Tom Keene (Actor) .. Gen. Burdette
Born: December 20, 1898
Died: August 06, 1963
Trivia: Born in an upstate New York rural community, George Duryea was raised by relatives when both his parents died young. Educated at Columbia University and Carnegie Tech, Duryea embarked upon an acting career, first with a Maine stock company, then on Broadway. He played Abie in the hit comedy Abie's Irish Rose in New York, then toured with the production for several seasons. In 1928, he was brought to films as a young leading man, appearing in such "A"-list productions as Cecil B. DeMille's The Godless Girl (1929). By 1930, however, he was having trouble securing work that is, until he changed his name to Tom Keene and signed on as RKO-Pathe's resident cowboy star. Throughout the early 1930s, Keene's western vehicles played profitably if not spectacularly in neighborhood houses throughout the country. He made a brief return to dramatic roles as the leading character in King Vidor's populist classic Our Daily Bread (1934), but returned to westerns when his performance was drubbed by the critics. When George O'Brien succeed Keene at RKO, the latter moved on to smaller studios, retaining his popularity into the early 1940s. In 1944, he adopted a new nom de film, Richard Powers, and flourished as a character actor into the 1950s. He briefly returned to his "Tom Keene" persona in the all-star western "special" Trail of Robin Hood (1950) and the 1958 Rowan & Martin cowboy spoof Once Upon a Horse (1958). One of George Duryea/Tom Keene/Richard Powers' final appearances was in the deathless Ed Wood Jr. opus Plan 9 From Outer Space.

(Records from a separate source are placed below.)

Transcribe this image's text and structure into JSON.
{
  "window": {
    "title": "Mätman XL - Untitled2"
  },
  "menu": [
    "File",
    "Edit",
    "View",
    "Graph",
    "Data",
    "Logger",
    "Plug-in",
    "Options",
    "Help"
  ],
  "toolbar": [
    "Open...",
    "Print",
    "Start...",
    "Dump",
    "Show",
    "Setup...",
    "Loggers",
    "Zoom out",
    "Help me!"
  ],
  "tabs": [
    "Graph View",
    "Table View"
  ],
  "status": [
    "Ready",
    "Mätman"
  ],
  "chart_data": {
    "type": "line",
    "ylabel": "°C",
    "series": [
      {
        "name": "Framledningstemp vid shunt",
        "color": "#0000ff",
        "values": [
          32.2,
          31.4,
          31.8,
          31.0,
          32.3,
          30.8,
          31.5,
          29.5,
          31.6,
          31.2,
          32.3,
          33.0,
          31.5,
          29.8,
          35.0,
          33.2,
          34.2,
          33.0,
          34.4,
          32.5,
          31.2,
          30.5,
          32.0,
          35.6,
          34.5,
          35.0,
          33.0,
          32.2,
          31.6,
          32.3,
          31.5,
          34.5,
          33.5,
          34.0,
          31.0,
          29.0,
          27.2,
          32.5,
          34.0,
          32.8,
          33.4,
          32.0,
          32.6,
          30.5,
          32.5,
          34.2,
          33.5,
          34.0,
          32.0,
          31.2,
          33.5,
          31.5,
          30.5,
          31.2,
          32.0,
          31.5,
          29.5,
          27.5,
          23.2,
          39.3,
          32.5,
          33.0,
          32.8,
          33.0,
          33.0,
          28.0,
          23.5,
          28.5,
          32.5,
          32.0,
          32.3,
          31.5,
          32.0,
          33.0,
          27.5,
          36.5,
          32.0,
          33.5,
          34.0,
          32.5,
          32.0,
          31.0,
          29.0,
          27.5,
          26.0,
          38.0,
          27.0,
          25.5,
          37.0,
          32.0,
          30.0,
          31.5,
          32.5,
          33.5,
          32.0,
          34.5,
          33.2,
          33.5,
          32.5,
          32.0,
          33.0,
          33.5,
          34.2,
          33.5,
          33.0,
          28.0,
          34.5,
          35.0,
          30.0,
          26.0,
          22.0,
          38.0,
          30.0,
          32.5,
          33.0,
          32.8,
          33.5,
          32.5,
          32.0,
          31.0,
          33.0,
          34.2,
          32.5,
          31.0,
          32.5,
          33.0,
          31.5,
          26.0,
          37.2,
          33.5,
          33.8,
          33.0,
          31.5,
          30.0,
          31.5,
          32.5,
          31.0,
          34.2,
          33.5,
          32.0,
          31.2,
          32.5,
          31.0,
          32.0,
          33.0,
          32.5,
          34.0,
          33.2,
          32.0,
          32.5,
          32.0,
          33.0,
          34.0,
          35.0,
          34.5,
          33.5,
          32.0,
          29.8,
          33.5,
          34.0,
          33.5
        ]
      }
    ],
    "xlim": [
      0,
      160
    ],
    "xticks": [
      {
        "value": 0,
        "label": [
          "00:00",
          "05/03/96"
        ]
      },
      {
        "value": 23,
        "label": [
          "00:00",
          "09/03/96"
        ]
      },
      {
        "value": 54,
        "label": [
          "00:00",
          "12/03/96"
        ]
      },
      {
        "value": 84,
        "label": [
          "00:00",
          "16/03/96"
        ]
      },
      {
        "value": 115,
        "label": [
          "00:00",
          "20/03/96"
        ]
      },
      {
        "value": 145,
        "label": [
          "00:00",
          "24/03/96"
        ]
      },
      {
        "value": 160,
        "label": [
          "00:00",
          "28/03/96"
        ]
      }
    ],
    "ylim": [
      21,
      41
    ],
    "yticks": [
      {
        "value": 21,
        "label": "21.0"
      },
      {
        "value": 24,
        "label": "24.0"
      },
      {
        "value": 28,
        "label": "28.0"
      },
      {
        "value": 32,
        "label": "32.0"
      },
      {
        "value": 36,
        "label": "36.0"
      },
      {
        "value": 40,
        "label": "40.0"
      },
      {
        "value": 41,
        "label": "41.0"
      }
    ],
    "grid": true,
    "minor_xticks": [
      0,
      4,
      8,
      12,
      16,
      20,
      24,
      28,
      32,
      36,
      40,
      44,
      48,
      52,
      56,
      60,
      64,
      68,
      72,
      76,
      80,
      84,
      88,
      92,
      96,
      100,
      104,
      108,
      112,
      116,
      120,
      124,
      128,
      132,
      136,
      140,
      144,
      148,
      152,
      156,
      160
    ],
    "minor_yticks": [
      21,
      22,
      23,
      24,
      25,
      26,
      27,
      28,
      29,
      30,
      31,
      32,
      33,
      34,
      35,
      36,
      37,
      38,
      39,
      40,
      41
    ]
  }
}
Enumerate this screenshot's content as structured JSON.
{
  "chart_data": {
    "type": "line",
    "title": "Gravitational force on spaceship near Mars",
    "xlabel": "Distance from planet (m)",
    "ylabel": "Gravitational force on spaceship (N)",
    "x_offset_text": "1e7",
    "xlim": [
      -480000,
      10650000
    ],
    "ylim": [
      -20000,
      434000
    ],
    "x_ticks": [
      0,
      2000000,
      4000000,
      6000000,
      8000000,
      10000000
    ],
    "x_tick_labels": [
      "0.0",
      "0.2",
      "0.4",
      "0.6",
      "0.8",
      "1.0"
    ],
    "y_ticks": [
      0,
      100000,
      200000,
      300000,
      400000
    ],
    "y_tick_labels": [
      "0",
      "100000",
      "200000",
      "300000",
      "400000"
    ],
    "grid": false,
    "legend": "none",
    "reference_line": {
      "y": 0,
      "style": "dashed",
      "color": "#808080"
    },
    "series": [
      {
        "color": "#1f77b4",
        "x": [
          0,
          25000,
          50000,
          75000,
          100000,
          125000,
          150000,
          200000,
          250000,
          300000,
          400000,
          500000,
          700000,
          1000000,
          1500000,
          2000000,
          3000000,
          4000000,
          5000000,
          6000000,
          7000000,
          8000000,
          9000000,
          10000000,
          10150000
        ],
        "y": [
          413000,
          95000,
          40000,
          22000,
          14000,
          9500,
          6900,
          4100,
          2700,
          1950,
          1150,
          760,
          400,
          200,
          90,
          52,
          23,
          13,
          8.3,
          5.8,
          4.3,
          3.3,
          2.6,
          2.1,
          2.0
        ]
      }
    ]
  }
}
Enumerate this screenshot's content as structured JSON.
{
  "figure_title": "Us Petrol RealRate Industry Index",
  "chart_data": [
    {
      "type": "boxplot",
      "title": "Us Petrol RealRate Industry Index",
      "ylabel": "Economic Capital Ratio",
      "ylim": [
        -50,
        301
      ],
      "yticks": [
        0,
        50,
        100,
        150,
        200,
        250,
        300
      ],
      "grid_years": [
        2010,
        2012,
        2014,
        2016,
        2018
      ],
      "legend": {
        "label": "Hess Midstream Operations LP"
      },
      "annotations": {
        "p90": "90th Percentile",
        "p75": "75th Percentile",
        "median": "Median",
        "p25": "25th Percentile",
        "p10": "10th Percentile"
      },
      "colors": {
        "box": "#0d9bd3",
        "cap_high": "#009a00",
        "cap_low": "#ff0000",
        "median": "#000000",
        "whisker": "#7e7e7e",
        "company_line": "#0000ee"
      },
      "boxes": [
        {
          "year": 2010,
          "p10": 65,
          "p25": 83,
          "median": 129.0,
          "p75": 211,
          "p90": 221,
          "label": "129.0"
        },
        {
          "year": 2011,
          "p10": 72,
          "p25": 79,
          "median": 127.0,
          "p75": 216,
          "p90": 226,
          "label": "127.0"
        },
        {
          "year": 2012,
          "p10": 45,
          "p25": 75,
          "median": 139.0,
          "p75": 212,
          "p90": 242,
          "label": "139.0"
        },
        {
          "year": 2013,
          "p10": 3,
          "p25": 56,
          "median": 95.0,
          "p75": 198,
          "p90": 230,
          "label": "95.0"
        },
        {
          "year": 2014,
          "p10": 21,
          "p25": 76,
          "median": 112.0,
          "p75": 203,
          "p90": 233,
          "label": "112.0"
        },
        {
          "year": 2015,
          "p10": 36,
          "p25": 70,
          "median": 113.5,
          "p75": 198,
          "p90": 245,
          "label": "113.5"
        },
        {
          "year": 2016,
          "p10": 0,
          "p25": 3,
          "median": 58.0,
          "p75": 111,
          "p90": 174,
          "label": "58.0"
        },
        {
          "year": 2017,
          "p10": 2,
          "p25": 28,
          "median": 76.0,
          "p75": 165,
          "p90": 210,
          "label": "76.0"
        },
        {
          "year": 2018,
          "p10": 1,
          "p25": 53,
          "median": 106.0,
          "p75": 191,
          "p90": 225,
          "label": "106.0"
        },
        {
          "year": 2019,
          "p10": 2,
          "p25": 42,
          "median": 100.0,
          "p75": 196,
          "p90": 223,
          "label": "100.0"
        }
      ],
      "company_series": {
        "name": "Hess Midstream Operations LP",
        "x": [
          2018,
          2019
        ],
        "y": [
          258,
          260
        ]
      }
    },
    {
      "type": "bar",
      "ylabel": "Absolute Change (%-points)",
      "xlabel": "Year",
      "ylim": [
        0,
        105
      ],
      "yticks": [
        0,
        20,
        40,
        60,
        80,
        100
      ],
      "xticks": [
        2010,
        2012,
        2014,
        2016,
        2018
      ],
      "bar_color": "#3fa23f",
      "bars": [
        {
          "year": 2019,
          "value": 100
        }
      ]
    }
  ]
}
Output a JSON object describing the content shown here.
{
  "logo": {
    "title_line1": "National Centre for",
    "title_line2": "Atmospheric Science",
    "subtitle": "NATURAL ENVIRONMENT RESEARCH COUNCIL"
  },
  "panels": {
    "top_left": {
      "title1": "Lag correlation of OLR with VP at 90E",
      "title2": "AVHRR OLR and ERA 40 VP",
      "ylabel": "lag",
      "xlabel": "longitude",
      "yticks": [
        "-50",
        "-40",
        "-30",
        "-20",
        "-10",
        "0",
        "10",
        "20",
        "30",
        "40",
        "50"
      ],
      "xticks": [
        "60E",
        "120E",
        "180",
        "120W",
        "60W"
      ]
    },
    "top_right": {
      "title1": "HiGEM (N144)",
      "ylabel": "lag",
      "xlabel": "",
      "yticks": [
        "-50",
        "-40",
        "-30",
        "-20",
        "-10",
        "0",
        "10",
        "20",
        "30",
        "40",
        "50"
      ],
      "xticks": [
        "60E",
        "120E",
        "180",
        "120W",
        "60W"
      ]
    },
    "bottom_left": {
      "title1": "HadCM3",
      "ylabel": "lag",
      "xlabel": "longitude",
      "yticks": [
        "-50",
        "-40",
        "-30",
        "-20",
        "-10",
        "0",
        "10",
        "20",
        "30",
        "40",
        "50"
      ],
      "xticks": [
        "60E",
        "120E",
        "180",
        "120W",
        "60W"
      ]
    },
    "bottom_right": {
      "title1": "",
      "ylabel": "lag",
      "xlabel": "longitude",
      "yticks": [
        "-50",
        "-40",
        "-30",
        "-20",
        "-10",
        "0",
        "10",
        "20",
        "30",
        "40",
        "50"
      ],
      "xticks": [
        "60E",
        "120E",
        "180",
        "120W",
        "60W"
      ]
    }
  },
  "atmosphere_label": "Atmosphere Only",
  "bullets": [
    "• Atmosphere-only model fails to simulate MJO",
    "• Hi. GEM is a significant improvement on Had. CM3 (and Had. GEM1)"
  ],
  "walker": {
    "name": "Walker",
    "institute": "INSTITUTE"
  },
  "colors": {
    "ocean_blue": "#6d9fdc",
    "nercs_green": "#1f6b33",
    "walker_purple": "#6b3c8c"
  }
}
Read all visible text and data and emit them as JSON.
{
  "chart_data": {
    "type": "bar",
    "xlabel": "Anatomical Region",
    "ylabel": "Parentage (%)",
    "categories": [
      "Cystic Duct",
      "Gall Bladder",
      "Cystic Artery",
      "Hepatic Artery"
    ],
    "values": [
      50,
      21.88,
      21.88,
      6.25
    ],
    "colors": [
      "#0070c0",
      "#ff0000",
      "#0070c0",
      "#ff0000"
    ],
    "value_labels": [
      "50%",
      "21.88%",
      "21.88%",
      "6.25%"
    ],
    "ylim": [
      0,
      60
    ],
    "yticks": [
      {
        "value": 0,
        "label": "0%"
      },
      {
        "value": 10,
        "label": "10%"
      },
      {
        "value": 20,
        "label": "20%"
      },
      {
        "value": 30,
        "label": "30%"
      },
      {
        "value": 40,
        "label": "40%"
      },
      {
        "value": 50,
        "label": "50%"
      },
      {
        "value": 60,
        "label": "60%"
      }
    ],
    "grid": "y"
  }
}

Anthony Veiller (Actor) .. Roger Cronyn
Born: June 23, 1903
Died: January 01, 1965
Trivia: The son of playwright/theatrical director Bayard Veiller and actress Margaret Wycherly, Anthony Veiller received a liberal arts education at Ohio's Antioch College. After experience as a theater manager and film publicist, Veiller turned to screenwriting in 1932. Eight years later he became a producer at Paramount Pictures. He co-scripted a handful of the Why We Fight propaganda films of the 1940s, narrating the 1942 entry The Battle of Russia. From 1949 to 1952, he was a staff producer at Warner Bros. After the independently produced Red Planet Mars (1952), Veiller returned exclusively to screenwriting until his retirement in 1962; among his later credits were the John Huston efforts The List of Adrian Messenger (1963) and Night of the Iguana (1964). Anthony Veiller shared Best Adapted Screenplay Oscar nominations for Stage Door (1937) and The Killers (1946).